Tjokroaminoto, Hamka dan Marxisme


[05.06.2016] Beberapa waktu belakangan, kebencian terhadap hal-hal yang berbau Komunis, begitu menggelegar. Bahkan, seakan genderang perang ditabuh gemuruh, pemikiran diberangus, bahan bacaan dirampas, buku pun hangus. Kebencian ini merembet sampai pada sikap tak ada ampun bagi penganut Komunisme, Sosialisme, Marxisme, bahkan Karl Marx sendiri.

Lebih miris lagi, kebencian itu juga disulut dan dikobarkan oleh sebagian umat Islam. Bahkan, cap kafir dan anti Tuhan, tak segan terhambur dan menyembur dari mulut para pengkhotbah yang tanpa tedeng aling-aling menyitir berbaris-baris ayat dan bershaf-shaf hadis. Semua peluru dilesakkan untuk menewaskan semua yang berwarna ‘merah’ dalam sekali tembak.

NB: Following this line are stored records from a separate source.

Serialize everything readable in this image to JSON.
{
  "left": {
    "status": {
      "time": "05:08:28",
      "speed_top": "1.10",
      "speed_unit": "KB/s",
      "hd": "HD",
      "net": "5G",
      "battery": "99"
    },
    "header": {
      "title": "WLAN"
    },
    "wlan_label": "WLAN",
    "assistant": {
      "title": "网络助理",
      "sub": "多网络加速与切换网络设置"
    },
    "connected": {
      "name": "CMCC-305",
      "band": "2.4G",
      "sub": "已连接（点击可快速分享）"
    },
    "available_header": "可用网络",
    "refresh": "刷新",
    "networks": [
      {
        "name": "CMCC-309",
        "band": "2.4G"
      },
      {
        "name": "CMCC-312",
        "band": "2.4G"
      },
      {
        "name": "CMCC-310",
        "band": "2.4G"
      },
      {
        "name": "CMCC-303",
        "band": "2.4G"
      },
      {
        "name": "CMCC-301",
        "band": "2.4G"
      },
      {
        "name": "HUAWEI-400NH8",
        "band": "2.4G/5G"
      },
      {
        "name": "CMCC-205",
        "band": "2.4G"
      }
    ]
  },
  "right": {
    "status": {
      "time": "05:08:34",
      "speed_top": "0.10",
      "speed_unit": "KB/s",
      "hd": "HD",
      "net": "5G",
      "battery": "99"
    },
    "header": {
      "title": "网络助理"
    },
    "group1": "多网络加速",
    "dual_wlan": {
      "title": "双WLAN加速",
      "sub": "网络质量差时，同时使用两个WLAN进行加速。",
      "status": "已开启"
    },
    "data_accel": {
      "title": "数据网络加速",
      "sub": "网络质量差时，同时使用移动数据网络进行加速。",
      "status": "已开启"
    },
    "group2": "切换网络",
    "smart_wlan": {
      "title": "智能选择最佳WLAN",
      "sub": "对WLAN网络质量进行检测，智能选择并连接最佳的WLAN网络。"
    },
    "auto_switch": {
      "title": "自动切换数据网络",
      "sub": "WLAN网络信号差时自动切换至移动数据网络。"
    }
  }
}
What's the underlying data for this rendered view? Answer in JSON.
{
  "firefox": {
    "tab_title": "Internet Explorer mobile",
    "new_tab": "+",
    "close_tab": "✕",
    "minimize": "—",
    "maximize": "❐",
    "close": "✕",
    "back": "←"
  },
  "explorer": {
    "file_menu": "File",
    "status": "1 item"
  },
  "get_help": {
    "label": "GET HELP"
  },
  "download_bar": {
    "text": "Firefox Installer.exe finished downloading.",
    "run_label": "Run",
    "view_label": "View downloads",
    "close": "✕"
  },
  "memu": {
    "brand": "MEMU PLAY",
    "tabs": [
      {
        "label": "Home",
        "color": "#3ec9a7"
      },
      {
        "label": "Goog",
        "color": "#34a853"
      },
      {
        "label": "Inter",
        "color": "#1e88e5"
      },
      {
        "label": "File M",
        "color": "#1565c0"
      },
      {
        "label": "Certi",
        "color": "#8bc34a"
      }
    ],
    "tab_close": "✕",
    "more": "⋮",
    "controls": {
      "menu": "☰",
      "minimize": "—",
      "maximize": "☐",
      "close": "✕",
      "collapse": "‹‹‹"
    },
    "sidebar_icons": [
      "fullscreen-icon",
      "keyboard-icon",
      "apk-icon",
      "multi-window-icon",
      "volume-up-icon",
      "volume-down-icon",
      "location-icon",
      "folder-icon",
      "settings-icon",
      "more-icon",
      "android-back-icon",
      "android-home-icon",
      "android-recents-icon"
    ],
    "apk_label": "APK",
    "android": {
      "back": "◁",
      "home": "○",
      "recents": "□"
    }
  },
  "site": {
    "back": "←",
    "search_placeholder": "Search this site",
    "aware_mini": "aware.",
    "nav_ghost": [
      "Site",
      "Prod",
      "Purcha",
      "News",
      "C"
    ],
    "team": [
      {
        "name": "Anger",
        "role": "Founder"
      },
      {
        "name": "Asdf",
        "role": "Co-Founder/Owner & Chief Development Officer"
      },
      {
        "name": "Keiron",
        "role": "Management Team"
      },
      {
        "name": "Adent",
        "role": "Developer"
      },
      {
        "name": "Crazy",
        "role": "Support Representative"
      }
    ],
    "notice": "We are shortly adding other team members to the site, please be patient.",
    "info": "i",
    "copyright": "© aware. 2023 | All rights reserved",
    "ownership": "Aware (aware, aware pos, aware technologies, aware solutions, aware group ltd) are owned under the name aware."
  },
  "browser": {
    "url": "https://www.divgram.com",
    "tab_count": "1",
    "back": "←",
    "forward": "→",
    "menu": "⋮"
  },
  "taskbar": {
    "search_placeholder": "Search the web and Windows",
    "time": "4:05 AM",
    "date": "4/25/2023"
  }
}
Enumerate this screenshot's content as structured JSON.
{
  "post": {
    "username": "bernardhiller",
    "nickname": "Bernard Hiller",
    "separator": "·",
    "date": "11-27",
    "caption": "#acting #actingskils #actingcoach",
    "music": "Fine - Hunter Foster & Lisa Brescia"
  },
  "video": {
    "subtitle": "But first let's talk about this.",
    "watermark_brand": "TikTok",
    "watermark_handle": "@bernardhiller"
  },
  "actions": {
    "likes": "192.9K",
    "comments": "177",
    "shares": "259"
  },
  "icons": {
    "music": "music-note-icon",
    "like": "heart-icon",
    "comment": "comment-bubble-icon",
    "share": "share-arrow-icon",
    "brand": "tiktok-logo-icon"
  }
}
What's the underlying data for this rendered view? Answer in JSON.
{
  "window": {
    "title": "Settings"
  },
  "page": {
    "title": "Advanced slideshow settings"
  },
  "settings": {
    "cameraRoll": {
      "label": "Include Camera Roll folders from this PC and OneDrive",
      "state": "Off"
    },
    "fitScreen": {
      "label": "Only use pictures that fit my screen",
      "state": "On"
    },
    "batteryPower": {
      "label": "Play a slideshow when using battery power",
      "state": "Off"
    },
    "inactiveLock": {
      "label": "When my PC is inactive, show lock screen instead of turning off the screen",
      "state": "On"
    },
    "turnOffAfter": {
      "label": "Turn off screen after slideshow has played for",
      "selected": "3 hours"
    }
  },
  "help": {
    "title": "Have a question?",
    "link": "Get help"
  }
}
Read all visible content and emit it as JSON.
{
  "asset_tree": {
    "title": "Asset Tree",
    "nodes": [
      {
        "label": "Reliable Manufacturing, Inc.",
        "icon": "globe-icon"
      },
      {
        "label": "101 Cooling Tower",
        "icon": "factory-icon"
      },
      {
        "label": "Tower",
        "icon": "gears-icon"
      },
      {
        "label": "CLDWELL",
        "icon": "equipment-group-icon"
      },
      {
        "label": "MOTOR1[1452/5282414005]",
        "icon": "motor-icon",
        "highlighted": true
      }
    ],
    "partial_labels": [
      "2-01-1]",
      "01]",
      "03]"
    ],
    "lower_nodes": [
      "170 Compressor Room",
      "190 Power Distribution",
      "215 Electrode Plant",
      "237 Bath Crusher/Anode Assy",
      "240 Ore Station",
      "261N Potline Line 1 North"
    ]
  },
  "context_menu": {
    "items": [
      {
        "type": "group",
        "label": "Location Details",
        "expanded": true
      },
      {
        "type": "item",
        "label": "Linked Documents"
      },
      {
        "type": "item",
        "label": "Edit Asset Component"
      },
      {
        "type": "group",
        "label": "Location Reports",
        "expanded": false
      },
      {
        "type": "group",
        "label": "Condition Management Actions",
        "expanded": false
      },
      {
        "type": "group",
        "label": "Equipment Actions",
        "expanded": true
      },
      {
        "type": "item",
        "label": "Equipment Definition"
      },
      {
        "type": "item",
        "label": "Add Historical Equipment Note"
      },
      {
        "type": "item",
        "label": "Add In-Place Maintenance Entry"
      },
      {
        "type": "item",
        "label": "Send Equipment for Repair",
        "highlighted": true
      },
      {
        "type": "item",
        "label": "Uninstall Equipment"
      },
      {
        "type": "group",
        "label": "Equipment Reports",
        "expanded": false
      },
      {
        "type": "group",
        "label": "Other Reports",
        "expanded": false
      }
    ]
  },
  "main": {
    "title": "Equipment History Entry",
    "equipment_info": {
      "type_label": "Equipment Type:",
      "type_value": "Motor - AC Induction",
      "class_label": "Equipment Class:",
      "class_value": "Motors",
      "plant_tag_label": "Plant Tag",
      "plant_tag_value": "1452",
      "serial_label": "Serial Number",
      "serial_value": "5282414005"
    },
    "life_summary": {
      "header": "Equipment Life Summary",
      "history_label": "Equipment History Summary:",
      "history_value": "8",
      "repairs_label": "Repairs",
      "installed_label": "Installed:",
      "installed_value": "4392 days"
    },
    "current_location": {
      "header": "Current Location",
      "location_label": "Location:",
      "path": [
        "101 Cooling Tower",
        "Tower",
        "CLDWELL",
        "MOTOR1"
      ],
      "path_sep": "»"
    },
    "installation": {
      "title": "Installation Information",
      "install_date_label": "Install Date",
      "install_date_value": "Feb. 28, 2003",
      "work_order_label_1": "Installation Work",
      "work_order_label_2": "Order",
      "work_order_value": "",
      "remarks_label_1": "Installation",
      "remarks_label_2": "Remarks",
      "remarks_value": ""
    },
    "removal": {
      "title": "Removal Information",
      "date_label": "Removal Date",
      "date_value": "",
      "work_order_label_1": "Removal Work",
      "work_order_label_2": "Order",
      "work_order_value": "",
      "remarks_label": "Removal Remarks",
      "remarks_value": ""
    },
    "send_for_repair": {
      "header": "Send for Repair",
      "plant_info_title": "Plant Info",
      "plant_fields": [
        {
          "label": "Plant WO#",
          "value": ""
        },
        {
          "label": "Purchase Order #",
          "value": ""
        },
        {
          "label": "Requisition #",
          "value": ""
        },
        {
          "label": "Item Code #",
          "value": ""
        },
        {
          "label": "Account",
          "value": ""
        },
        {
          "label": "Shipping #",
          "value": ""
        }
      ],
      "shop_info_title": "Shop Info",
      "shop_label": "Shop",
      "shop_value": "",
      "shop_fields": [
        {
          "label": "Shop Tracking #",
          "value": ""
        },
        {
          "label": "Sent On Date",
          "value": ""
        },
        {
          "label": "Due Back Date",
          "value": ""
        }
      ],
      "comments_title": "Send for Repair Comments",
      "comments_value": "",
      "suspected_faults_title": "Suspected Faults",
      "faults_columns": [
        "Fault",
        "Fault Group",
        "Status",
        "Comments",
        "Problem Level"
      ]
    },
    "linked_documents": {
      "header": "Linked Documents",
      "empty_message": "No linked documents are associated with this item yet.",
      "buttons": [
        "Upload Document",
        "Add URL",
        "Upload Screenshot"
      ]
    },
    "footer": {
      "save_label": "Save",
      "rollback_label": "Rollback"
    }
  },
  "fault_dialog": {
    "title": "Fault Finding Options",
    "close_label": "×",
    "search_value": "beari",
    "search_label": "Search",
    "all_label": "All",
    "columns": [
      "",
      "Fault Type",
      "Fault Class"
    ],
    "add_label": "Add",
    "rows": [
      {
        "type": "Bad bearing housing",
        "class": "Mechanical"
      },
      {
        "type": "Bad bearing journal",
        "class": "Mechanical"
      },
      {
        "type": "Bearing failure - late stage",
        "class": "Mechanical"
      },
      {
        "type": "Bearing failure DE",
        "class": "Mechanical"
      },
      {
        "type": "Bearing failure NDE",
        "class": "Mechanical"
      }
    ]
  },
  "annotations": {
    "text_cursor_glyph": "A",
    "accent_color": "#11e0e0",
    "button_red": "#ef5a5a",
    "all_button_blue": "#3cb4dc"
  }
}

Benarkah umat Islam satu warna dan sepemikiran bahwa Komunis itu kafir, Sosialis itu sesat, atau Karl Marx itu menyesatkan? Tentu saja tidak, sebab Islam adalah sebuah agama yang indah karena mozaik pemikiran dan meriah karena keragaman mazhab. Ada sebagian umat Islam yang berpandangan bahwa Marx tidaklah semenyesatkan yang dikhawatirkan, dan Sosialisme tidaklah sesesat yang dibayangkan.

Salah seorang tokoh umat Islam yang berpandangan demikian, adalah H.O.S. Tjokroaminoto. Sosok aktivis pergerakan Islam Indonesia yang didaku menjadi guru para pendiri bangsa ini, tak segan mengklaim bahwa hanya Islam-lah yang pantas mengklaim sebagai ajaran Sosialisme yang sejati, bukan yang lain.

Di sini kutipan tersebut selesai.